Strawberries have quickly become superstar crops in the controlled environment agriculture (CEA) industry, captivating growers and consumers alike. While more and more growers venture into soft fruits — strawberries, in particular — there’s still much to be learned about cultivating this crop in controlled growing environments.
One area of research has involved LED lighting and the impact of far-red light in CEA strawberry cultivation. It’s long been understood that far-red light can impact plant shape dramatically. Lettuces, for example, grow wider and have larger leaves with far-red in the lighting mix. But most other plants respond with increased stem elongation, which has pros and cons depending on the degree of elongation and the crop involved. Strawberries are one such crop.
Since 2019, lighting leader and Philips parent company Signify has been conducting research into the effects of far-red light on June-bearing strawberries using Philips GreenPower LED lighting. Signify plant specialist Peer Hermans specializes in soft fruit, lettuce and young plants. The task falls to him to translate Signify’s research into practical advice — cultivation recipes — for growers.
Early Signify research confirmed that far-red affected strawberry plants in significant ways. But there was no indication that far-red light resulted in increased fruit production, as growers might hope. As a result, Hermans notes, the value of far-red lighting for strawberry growers was difficult to quantify.
One challenge facing researchers was the combination of plant data, variety and cultivation site. New research was needed to answer the question: What role can far-red light play in the cultivation of June bearers?
Far-red light and strawberry trial parameters
To establish what added value far-red light holds for CEA strawberries, Signify conducted a research trial with Botany Group. The study focused on two strawberry varieties that are favorites for winter production under artificial lighting: ‘Sonsation’ and ‘Sonata’. The varieties were planted alternately in six rows, with increasing levels of far-red light from 1% to 9%. “This enabled us to accurately test the various parameters: What is the effect on plant development, fruit appearance, and production?” Hermans says.
Another important factor in this study was the choice of planting date. “We opted for mid-October to optimally measure the impact of lighting with far-red. This is because mid to late October is the most challenging time to start a winter crop, as there is very little natural light both during the vegetative stage and during harvesting and the effect of the spectrum is therefore at its greatest,” Hermans adds.
The strawberry plants were given a total light intensity of 195 micromole/s/m2 including far-red. The maximum lighting period was 16 hours per day, and the total number of lighting hours was approximately 1800.

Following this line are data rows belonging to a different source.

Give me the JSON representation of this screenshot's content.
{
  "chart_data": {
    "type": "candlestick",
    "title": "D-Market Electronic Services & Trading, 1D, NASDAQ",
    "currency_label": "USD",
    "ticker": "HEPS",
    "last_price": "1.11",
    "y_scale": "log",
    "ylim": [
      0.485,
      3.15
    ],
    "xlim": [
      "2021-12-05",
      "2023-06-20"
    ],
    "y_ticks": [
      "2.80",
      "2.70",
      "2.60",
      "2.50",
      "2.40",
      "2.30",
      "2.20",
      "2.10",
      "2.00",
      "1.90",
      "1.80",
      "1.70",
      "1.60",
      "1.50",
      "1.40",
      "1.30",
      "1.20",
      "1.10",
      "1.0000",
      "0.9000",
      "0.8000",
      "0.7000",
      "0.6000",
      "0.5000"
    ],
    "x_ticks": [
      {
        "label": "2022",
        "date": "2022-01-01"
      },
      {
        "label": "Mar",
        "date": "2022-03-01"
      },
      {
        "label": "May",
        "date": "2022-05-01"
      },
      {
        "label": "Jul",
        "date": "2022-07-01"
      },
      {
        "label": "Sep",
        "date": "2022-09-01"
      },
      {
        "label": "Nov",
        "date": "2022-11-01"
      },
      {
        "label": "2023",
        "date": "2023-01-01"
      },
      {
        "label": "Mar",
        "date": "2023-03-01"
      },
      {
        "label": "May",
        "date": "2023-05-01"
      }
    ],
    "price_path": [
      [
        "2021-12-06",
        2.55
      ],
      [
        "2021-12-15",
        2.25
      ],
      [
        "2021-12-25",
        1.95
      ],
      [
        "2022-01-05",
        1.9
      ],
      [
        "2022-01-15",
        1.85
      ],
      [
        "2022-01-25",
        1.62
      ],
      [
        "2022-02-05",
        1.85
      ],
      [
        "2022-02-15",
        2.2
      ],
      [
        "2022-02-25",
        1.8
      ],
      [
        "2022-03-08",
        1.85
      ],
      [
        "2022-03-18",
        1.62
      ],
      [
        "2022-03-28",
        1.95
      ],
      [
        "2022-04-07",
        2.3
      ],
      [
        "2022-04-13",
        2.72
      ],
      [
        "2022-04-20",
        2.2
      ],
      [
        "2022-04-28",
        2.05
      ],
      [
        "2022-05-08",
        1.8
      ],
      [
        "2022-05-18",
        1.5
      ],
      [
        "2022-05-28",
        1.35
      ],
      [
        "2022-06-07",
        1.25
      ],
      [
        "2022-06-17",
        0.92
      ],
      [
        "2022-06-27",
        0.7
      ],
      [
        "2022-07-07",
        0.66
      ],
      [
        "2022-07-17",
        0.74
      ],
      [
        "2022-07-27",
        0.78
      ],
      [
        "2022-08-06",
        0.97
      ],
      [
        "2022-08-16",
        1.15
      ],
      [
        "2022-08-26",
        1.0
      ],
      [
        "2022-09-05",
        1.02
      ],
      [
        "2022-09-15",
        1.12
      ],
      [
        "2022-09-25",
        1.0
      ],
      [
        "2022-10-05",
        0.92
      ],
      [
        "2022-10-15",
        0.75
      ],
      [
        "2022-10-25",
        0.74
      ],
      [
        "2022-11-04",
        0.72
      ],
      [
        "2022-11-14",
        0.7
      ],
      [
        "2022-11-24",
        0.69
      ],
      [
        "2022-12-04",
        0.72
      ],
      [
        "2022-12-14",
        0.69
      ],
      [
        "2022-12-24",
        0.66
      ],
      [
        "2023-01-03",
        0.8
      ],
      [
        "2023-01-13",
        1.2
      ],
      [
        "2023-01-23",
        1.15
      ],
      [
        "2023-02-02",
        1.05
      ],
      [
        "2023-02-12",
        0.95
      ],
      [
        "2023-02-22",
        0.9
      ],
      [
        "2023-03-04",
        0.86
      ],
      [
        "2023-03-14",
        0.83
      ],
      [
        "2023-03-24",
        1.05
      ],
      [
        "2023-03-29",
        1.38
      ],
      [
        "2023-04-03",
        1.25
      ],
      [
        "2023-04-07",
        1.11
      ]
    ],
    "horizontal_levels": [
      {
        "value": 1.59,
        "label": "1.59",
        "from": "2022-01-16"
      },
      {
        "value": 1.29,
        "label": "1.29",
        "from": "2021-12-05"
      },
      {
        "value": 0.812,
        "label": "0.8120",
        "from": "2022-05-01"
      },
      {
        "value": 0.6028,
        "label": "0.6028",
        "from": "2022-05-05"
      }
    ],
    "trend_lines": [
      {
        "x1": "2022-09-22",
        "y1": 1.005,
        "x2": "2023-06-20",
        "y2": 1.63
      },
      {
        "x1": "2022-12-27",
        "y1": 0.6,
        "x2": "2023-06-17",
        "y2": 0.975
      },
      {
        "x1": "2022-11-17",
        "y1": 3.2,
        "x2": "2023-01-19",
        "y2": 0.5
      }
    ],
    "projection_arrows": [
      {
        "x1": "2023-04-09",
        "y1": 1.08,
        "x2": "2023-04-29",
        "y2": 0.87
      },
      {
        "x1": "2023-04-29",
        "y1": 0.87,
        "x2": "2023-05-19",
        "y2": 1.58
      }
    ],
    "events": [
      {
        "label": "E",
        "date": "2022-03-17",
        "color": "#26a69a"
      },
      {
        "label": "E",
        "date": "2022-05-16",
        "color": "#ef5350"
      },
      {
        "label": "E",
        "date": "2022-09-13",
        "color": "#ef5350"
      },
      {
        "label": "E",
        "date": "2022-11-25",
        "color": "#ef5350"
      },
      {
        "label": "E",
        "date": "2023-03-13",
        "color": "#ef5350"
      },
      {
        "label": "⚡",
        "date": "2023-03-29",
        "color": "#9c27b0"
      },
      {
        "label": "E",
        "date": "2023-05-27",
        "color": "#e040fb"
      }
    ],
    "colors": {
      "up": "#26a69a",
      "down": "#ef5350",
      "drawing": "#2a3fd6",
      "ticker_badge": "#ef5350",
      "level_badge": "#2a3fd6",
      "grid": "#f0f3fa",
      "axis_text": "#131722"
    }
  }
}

Microclimate benefits with stem elongation
Following the research trial, the original conclusion regarding increased production remained unchanged. Yes, far-red light spurred an increase in total biomass (stem and leave mass, both dry and fresh weight). But adding far-red to the lighting did not translate into increased fruit production in kg/m2. But those were not the only results.
Other potential benefits were observed, particularly in terms of stem elongation. “We know from experience that certain varieties grown under full LED tend to remain on the compact side, which — when combined with other climate factors — can create a poor microclimate around the plant,” Hermans shares. “This can lead to a less-active crop, too much moisture around the fruits and excessive root pressure, which can negatively impact fruit and crop quality.”
In contrast, exposure to far-red light encourages elongation of leaf stalks and truss stems in June bearers, which reduces the risk of these problems occurring. For growers, this creates greater flexibility in cultivation and allows greater scope for climate control. “This effect was stronger in ‘Sonsation’, which already has a tendency towards stem elongation, than in ‘Sonata’,” says Hermans.
This indicates the choice of variety coupled with far-red light plays an important role, especially regarding improved picking performance and related labor benefits. The improved microclimate observed with stem elongation could lead to a reduction in the use of chemicals as well.
Far-red as a cultivation ‘safety net’
Hermans shares that there’s no one-size-fits-all solution, so decisions regarding use of far-red light may be tricky for growers. “After all, the most energy-efficient option is to leave it out completely,” he says. However, benefits of stem elongation in June-bearing strawberries may warrant adding 5-6% far-red as a “safety net” to improve the microclimate around the plant, minimizing the risks outlined above. That’s one reason Signify has offered the option of a certain percentage of far-red for June bearers in its standard recipes for some years.
“Developments around full LED are moving at breakneck speed, and we constantly keep our finger on the pulse in relation to strawberry,” Hermans says. “One recent development, for example, is the dynamic light module. The first color-adjustable products are now available, enabling growers to make different choices and opt for greater flexibility without necessarily using more energy.” What does this mean for the grower? Ongoing Signify research promises to reveal answers in the coming years.